The group announced by the new Tory leader yesterday to research policy on the subject has in its two leading members - former environment secretary John Gummer and founder of Ecologist magazine, Zac Goldsmith - a pair of committed environmentalists of undoubted strength and imagination. It's an issue too on which David Cameron himself has come out with surprising strength. Writing in this paper a month ago he set out a policy that would tie government to specific statutory targets, reviewed annually by an independent monitoring body. He also laid down the need for regulatory and financial encouragement of alternative fuels, including biomass generation. This suggests a willingness to involve government in the marketplace to an extent at odds with his party's more general attitude to rolling back the state.

In making such a feature of the environment as a core policy area, David Cameron is playing shrewd politics. It is an easy subject on which to sound both modern and compassionate. It is also an issue on which he can outflank the Government, whose environmental credentials have been badly damaged by a too close relationship with President George Bush. The Liberal Democrats, too, will have to raise their profile if they are not to be overshadowed on a subject until now very much their own.
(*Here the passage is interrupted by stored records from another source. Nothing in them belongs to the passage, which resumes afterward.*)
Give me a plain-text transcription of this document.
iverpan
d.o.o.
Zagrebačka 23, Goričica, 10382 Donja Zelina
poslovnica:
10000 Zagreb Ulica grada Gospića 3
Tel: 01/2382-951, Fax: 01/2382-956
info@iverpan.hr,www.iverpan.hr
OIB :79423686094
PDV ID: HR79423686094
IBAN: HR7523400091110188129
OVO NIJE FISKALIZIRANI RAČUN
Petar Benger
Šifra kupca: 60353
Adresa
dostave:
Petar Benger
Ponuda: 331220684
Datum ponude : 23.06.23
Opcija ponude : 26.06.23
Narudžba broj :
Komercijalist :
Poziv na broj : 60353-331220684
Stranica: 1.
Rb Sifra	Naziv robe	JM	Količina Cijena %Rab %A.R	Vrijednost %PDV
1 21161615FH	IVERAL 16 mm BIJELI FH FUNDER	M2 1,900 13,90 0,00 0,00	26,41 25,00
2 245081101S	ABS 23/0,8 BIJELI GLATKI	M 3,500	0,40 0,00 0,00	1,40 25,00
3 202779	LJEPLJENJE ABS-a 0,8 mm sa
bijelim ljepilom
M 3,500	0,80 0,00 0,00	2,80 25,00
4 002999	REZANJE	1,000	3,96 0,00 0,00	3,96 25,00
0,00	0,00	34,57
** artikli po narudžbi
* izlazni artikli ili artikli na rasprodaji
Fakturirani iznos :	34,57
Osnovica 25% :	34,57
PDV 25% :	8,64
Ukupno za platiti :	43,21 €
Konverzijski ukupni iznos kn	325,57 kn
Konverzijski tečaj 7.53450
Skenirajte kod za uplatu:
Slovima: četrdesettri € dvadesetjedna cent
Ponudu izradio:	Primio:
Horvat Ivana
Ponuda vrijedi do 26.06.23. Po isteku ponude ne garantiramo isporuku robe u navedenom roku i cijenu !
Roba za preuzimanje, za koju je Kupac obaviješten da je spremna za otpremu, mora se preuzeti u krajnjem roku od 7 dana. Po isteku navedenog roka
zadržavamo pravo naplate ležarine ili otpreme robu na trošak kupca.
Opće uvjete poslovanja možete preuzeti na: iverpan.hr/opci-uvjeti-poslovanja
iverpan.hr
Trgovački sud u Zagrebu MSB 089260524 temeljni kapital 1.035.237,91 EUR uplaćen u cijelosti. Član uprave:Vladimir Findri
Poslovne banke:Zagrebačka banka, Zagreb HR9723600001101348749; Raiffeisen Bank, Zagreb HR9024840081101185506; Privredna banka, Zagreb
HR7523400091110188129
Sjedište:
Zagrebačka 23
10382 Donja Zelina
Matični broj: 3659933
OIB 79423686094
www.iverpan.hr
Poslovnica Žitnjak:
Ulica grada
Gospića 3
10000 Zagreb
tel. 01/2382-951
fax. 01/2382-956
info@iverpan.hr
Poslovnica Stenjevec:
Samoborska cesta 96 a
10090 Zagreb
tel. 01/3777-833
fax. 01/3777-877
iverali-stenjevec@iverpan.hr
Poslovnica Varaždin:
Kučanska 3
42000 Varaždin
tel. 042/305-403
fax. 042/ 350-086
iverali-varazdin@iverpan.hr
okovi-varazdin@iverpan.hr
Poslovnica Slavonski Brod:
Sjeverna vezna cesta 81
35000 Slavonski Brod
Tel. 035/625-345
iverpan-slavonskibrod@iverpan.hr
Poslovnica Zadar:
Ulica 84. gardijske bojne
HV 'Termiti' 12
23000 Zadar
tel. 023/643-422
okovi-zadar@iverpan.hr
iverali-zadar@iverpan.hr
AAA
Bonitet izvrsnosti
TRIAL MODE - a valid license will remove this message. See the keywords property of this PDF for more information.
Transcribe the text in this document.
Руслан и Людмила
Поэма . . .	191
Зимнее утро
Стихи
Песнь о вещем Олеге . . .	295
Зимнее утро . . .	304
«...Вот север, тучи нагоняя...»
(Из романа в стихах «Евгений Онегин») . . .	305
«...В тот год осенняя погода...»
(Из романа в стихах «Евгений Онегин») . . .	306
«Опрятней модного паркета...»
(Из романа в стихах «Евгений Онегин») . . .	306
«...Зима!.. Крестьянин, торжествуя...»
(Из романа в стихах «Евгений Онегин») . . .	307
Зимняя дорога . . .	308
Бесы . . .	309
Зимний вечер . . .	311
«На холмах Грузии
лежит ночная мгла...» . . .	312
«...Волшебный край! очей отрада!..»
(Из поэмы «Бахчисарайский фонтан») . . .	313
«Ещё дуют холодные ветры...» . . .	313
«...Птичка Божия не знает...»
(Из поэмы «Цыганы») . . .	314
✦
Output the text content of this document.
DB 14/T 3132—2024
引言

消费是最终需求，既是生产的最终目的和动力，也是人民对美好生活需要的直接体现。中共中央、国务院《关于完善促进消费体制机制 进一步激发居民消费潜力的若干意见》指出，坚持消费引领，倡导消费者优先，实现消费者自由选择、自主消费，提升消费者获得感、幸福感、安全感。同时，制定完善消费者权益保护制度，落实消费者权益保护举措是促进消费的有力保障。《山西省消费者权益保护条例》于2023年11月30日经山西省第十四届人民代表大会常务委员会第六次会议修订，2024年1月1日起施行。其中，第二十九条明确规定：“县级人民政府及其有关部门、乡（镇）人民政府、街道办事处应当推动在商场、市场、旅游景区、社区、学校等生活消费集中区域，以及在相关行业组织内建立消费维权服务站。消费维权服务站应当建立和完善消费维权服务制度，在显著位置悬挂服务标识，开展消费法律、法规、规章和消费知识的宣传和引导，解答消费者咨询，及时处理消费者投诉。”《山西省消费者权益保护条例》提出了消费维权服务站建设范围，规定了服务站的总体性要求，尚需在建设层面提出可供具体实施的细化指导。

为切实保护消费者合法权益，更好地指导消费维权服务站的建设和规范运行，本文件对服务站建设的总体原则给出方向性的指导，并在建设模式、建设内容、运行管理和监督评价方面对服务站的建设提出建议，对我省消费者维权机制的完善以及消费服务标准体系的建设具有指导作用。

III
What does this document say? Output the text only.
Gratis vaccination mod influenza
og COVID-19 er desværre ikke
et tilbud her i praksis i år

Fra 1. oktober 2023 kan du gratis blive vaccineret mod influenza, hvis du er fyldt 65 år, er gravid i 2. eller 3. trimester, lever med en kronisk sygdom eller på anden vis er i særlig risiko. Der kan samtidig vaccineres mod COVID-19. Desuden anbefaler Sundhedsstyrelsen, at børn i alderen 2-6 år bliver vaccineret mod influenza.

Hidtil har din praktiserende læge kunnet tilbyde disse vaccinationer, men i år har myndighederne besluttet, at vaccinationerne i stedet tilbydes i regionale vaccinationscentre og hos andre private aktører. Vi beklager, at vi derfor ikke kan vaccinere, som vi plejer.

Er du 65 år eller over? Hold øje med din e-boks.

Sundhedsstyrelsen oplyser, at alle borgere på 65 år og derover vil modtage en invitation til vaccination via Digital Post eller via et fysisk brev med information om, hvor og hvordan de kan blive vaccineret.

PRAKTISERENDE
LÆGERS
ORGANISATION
Of course, Mr Cameron's proposals are just ideas at this stage. The Conservatives' environment group, like the other five panels set up by Mr Cameron, are not due to report for at least 18 months, We hope this time will not be used to row back from the bolder ideas being floated now. Saving the environment is a fine soundbite, but any policy worth its salt has to tackle the more fundamental questions of curbing demand, controlling industry and promoting alternatives. New Labour, despite its protestations of concern, has always baulked at taking genuinely radical steps. Will the Tories do likewise? Possibly - but at least they have put the environment at the heart of party political debate, where it most certainly belongs.